Objective: The objective was to test the hypothesis that stress urinary incontinence in women is correlated to changes in the paraurethral connective tissue ultrastructure and metabolism.
Methods: Transvaginal biopsies were obtained from the paraurethral connective tissue in women of fertile age with stress urinary incontinence and in matched continent controls. All the stress-incontinent women were characterized with urodynamic investigation. In the biopsies, collagen concentration, measured as hydroxyproline, and the degree of extraction by pepsin digestion were quantified. Proteoglycan composition and concentration were analyzed using Alcian blue precipitation, followed by electrophoretic separation and quantification. Using Northern blots mRNA levels for the collagens I and III, the small proteoglycans decorin and biglycan, and the large proteoglycan versican, were quantified. Collagen organization was examined with transmission electron microscopy and the diameters of collagen fibrils were analyzed with an interactive image analysis system (IBAS, Zeiss/Kontron).

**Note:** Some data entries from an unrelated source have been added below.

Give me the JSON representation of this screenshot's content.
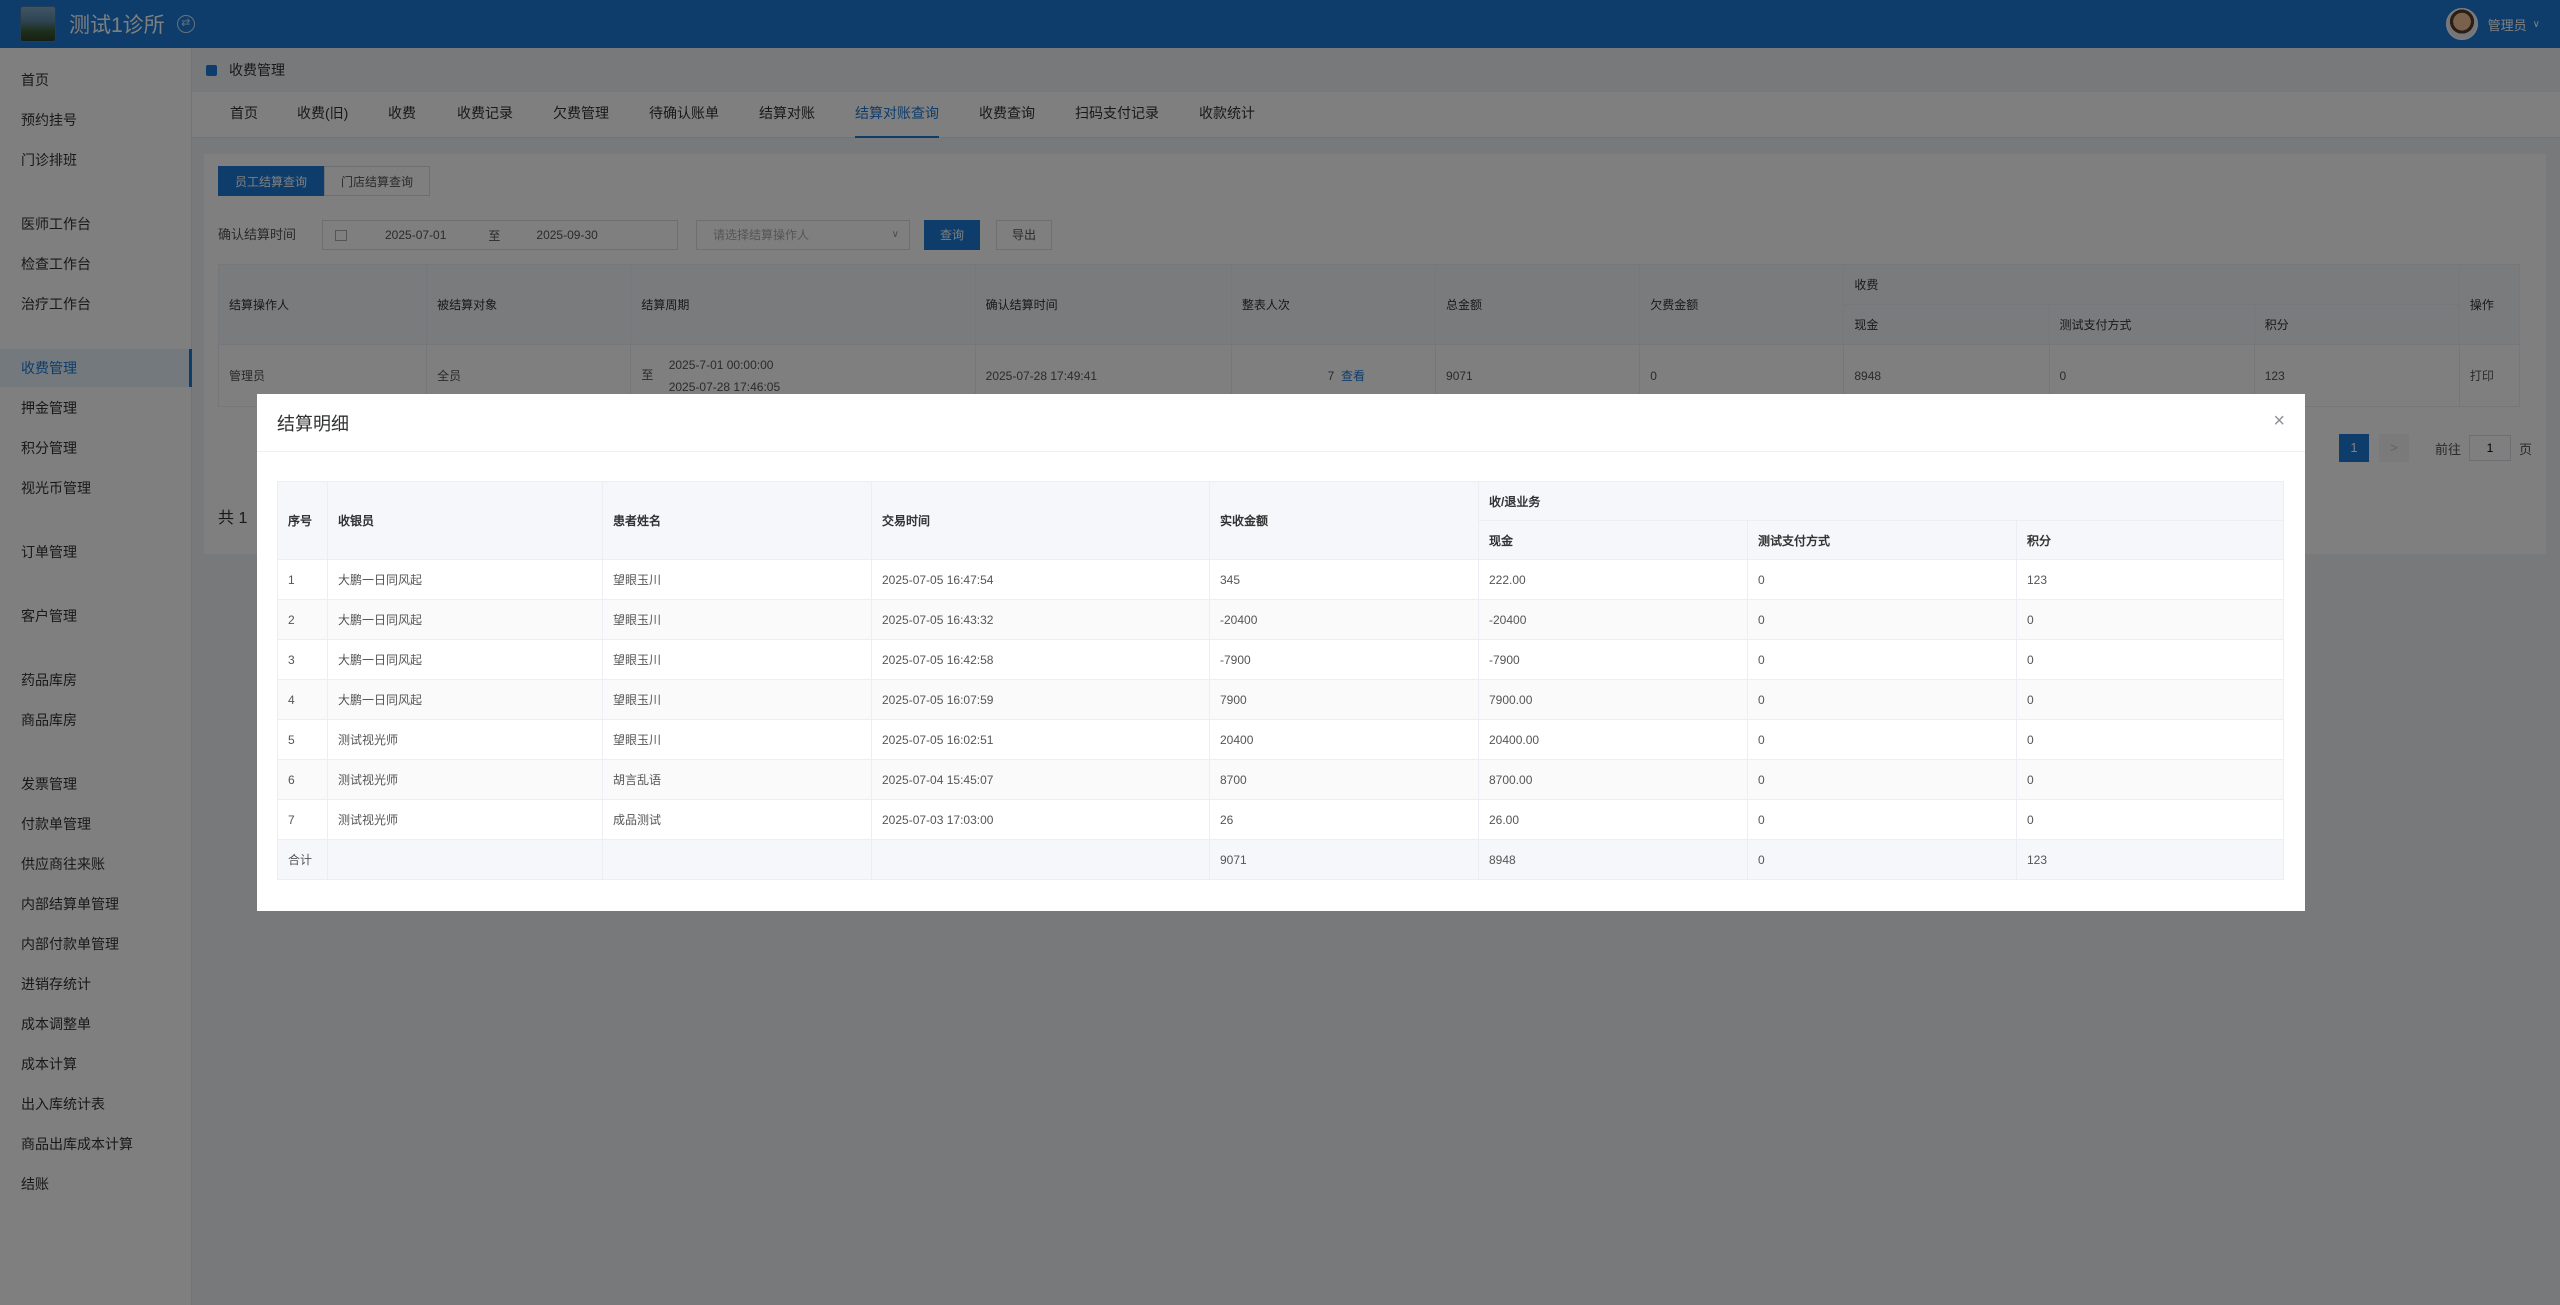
{
  "header": {
    "clinic_name": "测试1诊所",
    "user_name": "管理员"
  },
  "sidebar": {
    "items": [
      {
        "label": "首页",
        "active": false
      },
      {
        "label": "预约挂号",
        "active": false
      },
      {
        "label": "门诊排班",
        "active": false
      },
      {
        "label": "医师工作台",
        "active": false
      },
      {
        "label": "检查工作台",
        "active": false
      },
      {
        "label": "治疗工作台",
        "active": false
      },
      {
        "label": "收费管理",
        "active": true
      },
      {
        "label": "押金管理",
        "active": false
      },
      {
        "label": "积分管理",
        "active": false
      },
      {
        "label": "视光币管理",
        "active": false
      },
      {
        "label": "订单管理",
        "active": false
      },
      {
        "label": "客户管理",
        "active": false
      },
      {
        "label": "药品库房",
        "active": false
      },
      {
        "label": "商品库房",
        "active": false
      },
      {
        "label": "发票管理",
        "active": false
      },
      {
        "label": "付款单管理",
        "active": false
      },
      {
        "label": "供应商往来账",
        "active": false
      },
      {
        "label": "内部结算单管理",
        "active": false
      },
      {
        "label": "内部付款单管理",
        "active": false
      },
      {
        "label": "进销存统计",
        "active": false
      },
      {
        "label": "成本调整单",
        "active": false
      },
      {
        "label": "成本计算",
        "active": false
      },
      {
        "label": "出入库统计表",
        "active": false
      },
      {
        "label": "商品出库成本计算",
        "active": false
      },
      {
        "label": "结账",
        "active": false
      }
    ]
  },
  "page": {
    "section_title": "收费管理",
    "tabs": [
      "首页",
      "收费(旧)",
      "收费",
      "收费记录",
      "欠费管理",
      "待确认账单",
      "结算对账",
      "结算对账查询",
      "收费查询",
      "扫码支付记录",
      "收款统计"
    ],
    "active_tab": "结算对账查询",
    "segments": [
      "员工结算查询",
      "门店结算查询"
    ],
    "filter": {
      "label": "确认结算时间",
      "date_start": "2025-07-01",
      "date_sep": "至",
      "date_end": "2025-09-30",
      "operator_placeholder": "请选择结算操作人",
      "query_label": "查询",
      "export_label": "导出"
    },
    "table": {
      "headers": {
        "operator": "结算操作人",
        "target": "被结算对象",
        "period": "结算周期",
        "confirm_time": "确认结算时间",
        "count": "整表人次",
        "total": "总金额",
        "owed": "欠费金额",
        "group": "收费",
        "cash": "现金",
        "test_pay": "测试支付方式",
        "points": "积分",
        "action": "操作"
      },
      "row": {
        "operator": "管理员",
        "target": "全员",
        "period_prefix": "至",
        "period_start": "2025-7-01 00:00:00",
        "period_end": "2025-07-28 17:46:05",
        "confirm_time": "2025-07-28 17:49:41",
        "count": "7",
        "view_label": "查看",
        "total": "9071",
        "owed": "0",
        "cash": "8948",
        "test_pay": "0",
        "points": "123",
        "action": "打印"
      }
    },
    "total_text": "共 1",
    "pager": {
      "current": "1",
      "next": ">",
      "goto_label": "前往",
      "goto_value": "1",
      "page_label": "页"
    }
  },
  "dialog": {
    "title": "结算明细",
    "close": "×",
    "headers": {
      "index": "序号",
      "cashier": "收银员",
      "patient": "患者姓名",
      "time": "交易时间",
      "amount": "实收金额",
      "group": "收/退业务",
      "cash": "现金",
      "test_pay": "测试支付方式",
      "points": "积分"
    },
    "rows": [
      {
        "index": "1",
        "cashier": "大鹏一日同风起",
        "patient": "望眼玉川",
        "time": "2025-07-05 16:47:54",
        "amount": "345",
        "cash": "222.00",
        "test_pay": "0",
        "points": "123"
      },
      {
        "index": "2",
        "cashier": "大鹏一日同风起",
        "patient": "望眼玉川",
        "time": "2025-07-05 16:43:32",
        "amount": "-20400",
        "cash": "-20400",
        "test_pay": "0",
        "points": "0"
      },
      {
        "index": "3",
        "cashier": "大鹏一日同风起",
        "patient": "望眼玉川",
        "time": "2025-07-05 16:42:58",
        "amount": "-7900",
        "cash": "-7900",
        "test_pay": "0",
        "points": "0"
      },
      {
        "index": "4",
        "cashier": "大鹏一日同风起",
        "patient": "望眼玉川",
        "time": "2025-07-05 16:07:59",
        "amount": "7900",
        "cash": "7900.00",
        "test_pay": "0",
        "points": "0"
      },
      {
        "index": "5",
        "cashier": "测试视光师",
        "patient": "望眼玉川",
        "time": "2025-07-05 16:02:51",
        "amount": "20400",
        "cash": "20400.00",
        "test_pay": "0",
        "points": "0"
      },
      {
        "index": "6",
        "cashier": "测试视光师",
        "patient": "胡言乱语",
        "time": "2025-07-04 15:45:07",
        "amount": "8700",
        "cash": "8700.00",
        "test_pay": "0",
        "points": "0"
      },
      {
        "index": "7",
        "cashier": "测试视光师",
        "patient": "成品测试",
        "time": "2025-07-03 17:03:00",
        "amount": "26",
        "cash": "26.00",
        "test_pay": "0",
        "points": "0"
      }
    ],
    "summary": {
      "label": "合计",
      "amount": "9071",
      "cash": "8948",
      "test_pay": "0",
      "points": "123"
    }
  }
}
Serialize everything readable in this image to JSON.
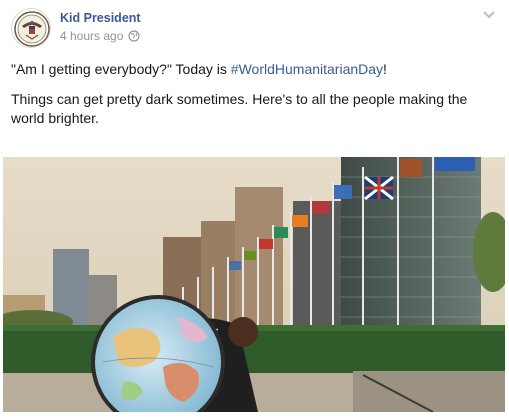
{
  "post": {
    "author": "Kid President",
    "time": "4 hours ago",
    "privacy_icon": "globe-icon",
    "menu_icon": "chevron-down-icon",
    "line1_prefix": "\"Am I getting everybody?\" Today is ",
    "hashtag": "#WorldHumanitarianDay",
    "line1_suffix": "!",
    "line2": "Things can get pretty dark sometimes. Here's to all the people making the world brighter."
  },
  "colors": {
    "link": "#3b5998",
    "meta": "#90949c",
    "text": "#141823"
  }
}
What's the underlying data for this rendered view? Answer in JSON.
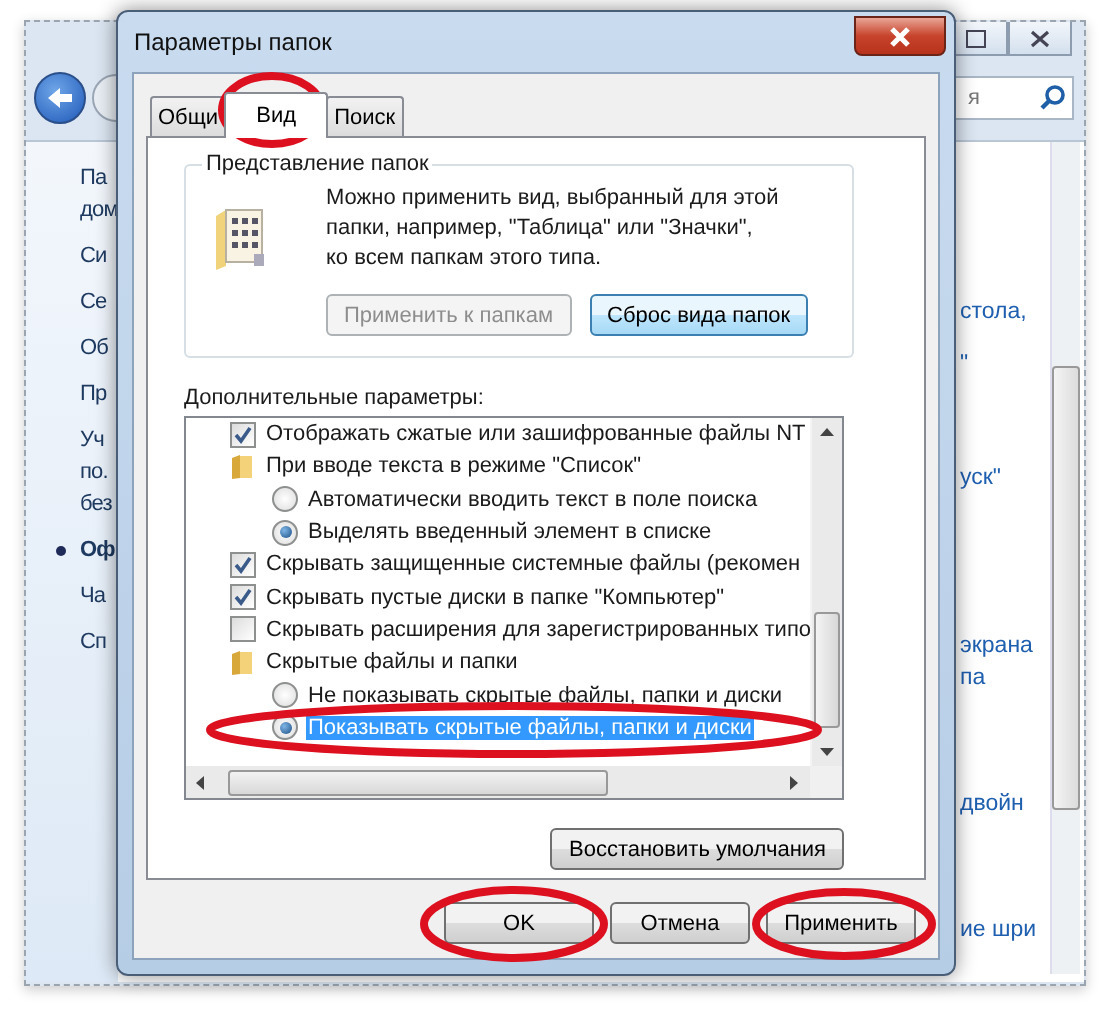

Results: The biochemical and morphological analyses exposed a significant difference in the paraurethral connective tissue between stress urinary incontinent women before menopause and comparable controls. The collagen concentration was almost 30% higher and the diameters of the collagen fibrils were 30% larger in the incontinent group of women. Also the organization of the collagen fibrils differed, with considerably higher cross-linking. A higher level of mRNA for collagen I and III in the incontinent group indicates that the differences can be related to an altered collagen metabolism. No change of proteoglycan amount or composition was observed, resulting in a significantly lower proteoglycan/collagen ratio in the incontinent group of women.
Conclusion: Stress urinary incontinence in fertile women is associated with a change in collagen metabolism resulting in an increased concentration of collagen and larger collagen fibrils. These alterations should result in a more rigid form of extracellular matrix, suggesting a connective tissue with impaired mechanical function.